Saturday, April 15, 2006

Sam Elliot would let people smoke in the airport

I'm watching the TNT original movie "Avenger." Sam Elliot has the leading role, and he's now one of my favorite actors. He sort of combines the hardass elements of John Wayne with the unpredictability of a Nick Nolte.

In "Avenger," he's an ex-Special Forces guy who takes a job to go to Bosnia and find a rich guy's humanitarian son. Turns out, the son has been killed by a Bosnian war criminal, and Sam decides to exact vengeance. Awesome.

Woah -- James Cromwell, as the chairman of some security council, just said, "There is one end that justifies any means: the security of the United States of America." Of course, next door on the History Channel they're playing the latest adaptation of "Spartacus," and it opens with Spartacus saying "To become like your enemy is to lose to him."

Anyway, the point I wanted to make here was that a guy like Sam Elliot wouldn't stand for the kind of shit they deal you at the airports these days. Every time I go home (or wherever), I'm re-subjected to the "anti-terrorism" measures being placed in U.S. airports. What does that consist of? A security scan that looks at everything you're carrying, and only takes away lighters from smokers. Once you're inside, newsstands may or may not supply matches, and the airport probably doesn't have a designated smoking area any more.

A few years ago, at least smokers could keep their lighters, and at least they could all congregate inside the smoking fishbowl -- usually a glass-walled room with negative air pressure that smelled like the inside of the Marlboro Man's single remaining lung. It wasn't pleasant, but at least it was a place where addicts could feed their nicotine jones and keep the homicidal urges at bay.

No such luck anymore. They take your lighter (and the guys at the other end won't give you any of the ones they've taken), and they won't let you smoke, even in a sealed-off room.

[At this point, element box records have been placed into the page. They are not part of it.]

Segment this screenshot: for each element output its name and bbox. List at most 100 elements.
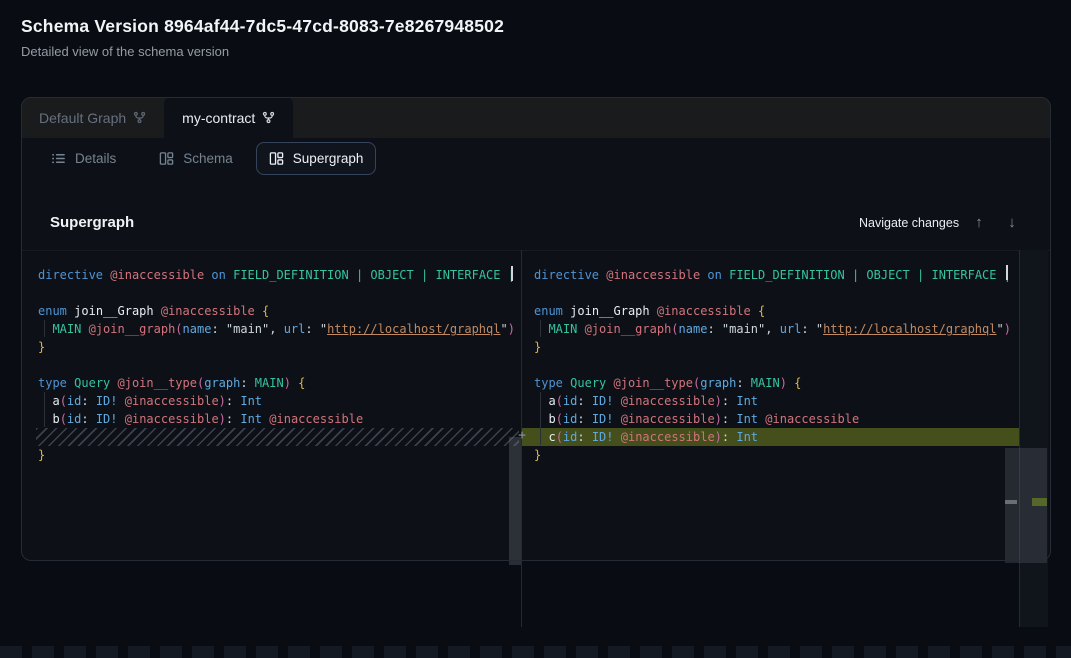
tab-supergraph[interactable]: Supergraph — [256, 142, 377, 175]
tab-my-contract[interactable]: my-contract — [164, 97, 293, 138]
code-token — [81, 322, 88, 336]
navigate-next-change-button[interactable]: ↓ — [1001, 212, 1023, 234]
code-token — [38, 394, 52, 408]
schema-version-page: Schema Version 8964af44-7dc5-47cd-8083-7… — [0, 0, 1071, 658]
tab-schema-label: Schema — [183, 151, 233, 166]
code-token: ( — [671, 322, 678, 336]
diff-insert-marker: + — [514, 427, 530, 445]
code-token: } — [38, 448, 45, 462]
code-token: name — [679, 322, 708, 336]
code-token: MAIN — [548, 322, 577, 336]
tab-default-graph-label: Default Graph — [39, 110, 126, 126]
code-token — [751, 304, 758, 318]
code-token: } — [38, 340, 45, 354]
code-token — [38, 412, 52, 426]
code-line: enum join__Graph @inaccessible { — [38, 302, 521, 320]
code-token: " — [500, 322, 507, 336]
code-token: MAIN — [255, 376, 284, 390]
code-url-link[interactable]: http://localhost/graphql — [327, 322, 500, 336]
code-token: : — [226, 394, 240, 408]
code-token: Int — [240, 412, 262, 426]
code-token: @join__graph — [585, 322, 672, 336]
code-token: url — [780, 322, 802, 336]
page-subtitle: Detailed view of the schema version — [21, 44, 229, 59]
code-token: : — [736, 376, 750, 390]
code-line: enum join__Graph @inaccessible { — [534, 302, 1019, 320]
code-token: @join__type — [118, 376, 197, 390]
code-token: MAIN — [751, 376, 780, 390]
code-token: @inaccessible — [125, 394, 219, 408]
code-token: @join__type — [614, 376, 693, 390]
code-line: a(id: ID! @inaccessible): Int — [38, 392, 521, 410]
code-url-link[interactable]: http://localhost/graphql — [823, 322, 996, 336]
code-token — [910, 268, 917, 282]
code-token: join__Graph — [74, 304, 153, 318]
code-token: ( — [175, 322, 182, 336]
code-token: { — [794, 376, 801, 390]
added-code-line: c(id: ID! @inaccessible): Int — [522, 428, 1019, 446]
tab-details[interactable]: Details — [38, 142, 129, 175]
code-token: ID! — [592, 412, 614, 426]
indent-guide — [44, 320, 45, 337]
code-token: ) — [780, 376, 787, 390]
code-token — [997, 268, 1004, 282]
code-token: a — [52, 394, 59, 408]
code-token: { — [262, 304, 269, 318]
code-token: ) — [219, 394, 226, 408]
code-token: INTERFACE — [435, 268, 500, 282]
diff-pane-original[interactable]: directive @inaccessible on FIELD_DEFINIT… — [21, 251, 521, 628]
fork-icon — [262, 111, 275, 124]
code-token: @inaccessible — [110, 268, 204, 282]
code-token: Query — [570, 376, 606, 390]
code-token: id — [563, 394, 577, 408]
code-token: Int — [240, 394, 262, 408]
code-token: ( — [60, 412, 67, 426]
code-token: : — [211, 322, 225, 336]
code-token: Query — [74, 376, 110, 390]
code-token: enum — [534, 304, 563, 318]
code-token: id — [67, 394, 81, 408]
code-token: : — [81, 394, 95, 408]
code-token: @inaccessible — [765, 412, 859, 426]
code-token: @inaccessible — [621, 412, 715, 426]
minimap[interactable] — [1019, 250, 1048, 627]
code-token: , — [269, 322, 283, 336]
tab-schema[interactable]: Schema — [146, 142, 246, 175]
code-token: : — [577, 430, 591, 444]
code-token: on — [211, 268, 225, 282]
code-token: : — [722, 394, 736, 408]
code-token — [845, 268, 852, 282]
code-line: a(id: ID! @inaccessible): Int — [534, 392, 1019, 410]
code-token: "main" — [226, 322, 269, 336]
code-token: c — [548, 430, 555, 444]
page-title: Schema Version 8964af44-7dc5-47cd-8083-7… — [21, 16, 504, 37]
code-token: ID! — [96, 394, 118, 408]
code-line: MAIN @join__graph(name: "main", url: "ht… — [38, 320, 521, 338]
code-line: MAIN @join__graph(name: "main", url: "ht… — [534, 320, 1019, 338]
code-token: ( — [556, 394, 563, 408]
code-token: type — [38, 376, 67, 390]
code-token: @inaccessible — [606, 268, 700, 282]
diff-pane-modified[interactable]: directive @inaccessible on FIELD_DEFINIT… — [522, 251, 1019, 628]
fork-icon — [133, 111, 146, 124]
code-token — [534, 412, 548, 426]
code-token: ) — [508, 322, 515, 336]
minimap-viewport-marker — [1005, 500, 1017, 504]
left-pane-scrollbar-thumb[interactable] — [509, 437, 521, 565]
code-token — [614, 394, 621, 408]
navigate-previous-change-button[interactable]: ↑ — [968, 212, 990, 234]
tab-default-graph[interactable]: Default Graph — [21, 97, 164, 138]
code-token: { — [298, 376, 305, 390]
code-token: @inaccessible — [621, 430, 715, 444]
navigate-changes-label: Navigate changes — [859, 216, 959, 230]
code-token: ID! — [96, 412, 118, 426]
split-panels-icon — [159, 151, 174, 166]
code-token: ) — [715, 430, 722, 444]
code-token — [255, 304, 262, 318]
code-token — [414, 268, 421, 282]
code-token — [118, 412, 125, 426]
code-token — [154, 304, 161, 318]
code-token: : — [722, 412, 736, 426]
code-token — [614, 412, 621, 426]
code-line: b(id: ID! @inaccessible): Int @inaccessi… — [38, 410, 521, 428]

To me, this just means that they're really not all that serious about preventing terrorism. I mean, I'm a pretty peaceful guy, and all I ask in return for not causing any problems is a stinky room to help stink up. But no. Instead, I've got to sit in "non-smoking airport bars," suck down bloody marys, and hope to God that nobody talks to me while my brain shrieks at me for lack of tobacco.

Quick flights aren't as big a problem as trans-continental trips would be, and I've yet to make one of those while feeling like a character out of "Trainspotting." But I can imagine landing in Seattle ready to go on a killing spree when all I can get at my destination is an over-roasted venti Starbucks coffee.

And that's not enough, apparently, for you clean-lungers. Places in Alabama are considering ordinances to ban smoking in public, outdoor areas, and I'm sure it's safe to assume city councils in other states are looking at the same sort of law.

Keep raising taxes on cigarettes, keep balancing states' budgets on addiction, keep herding us into smaller and smaller areas, keep us suffering on every mode of public transportation. Someday, the wrong smoker is going to go see "V for Vendetta" and go medival on society at large. I'm not saying it's going to be me, but the odds aren't good. Consider yourselves warned.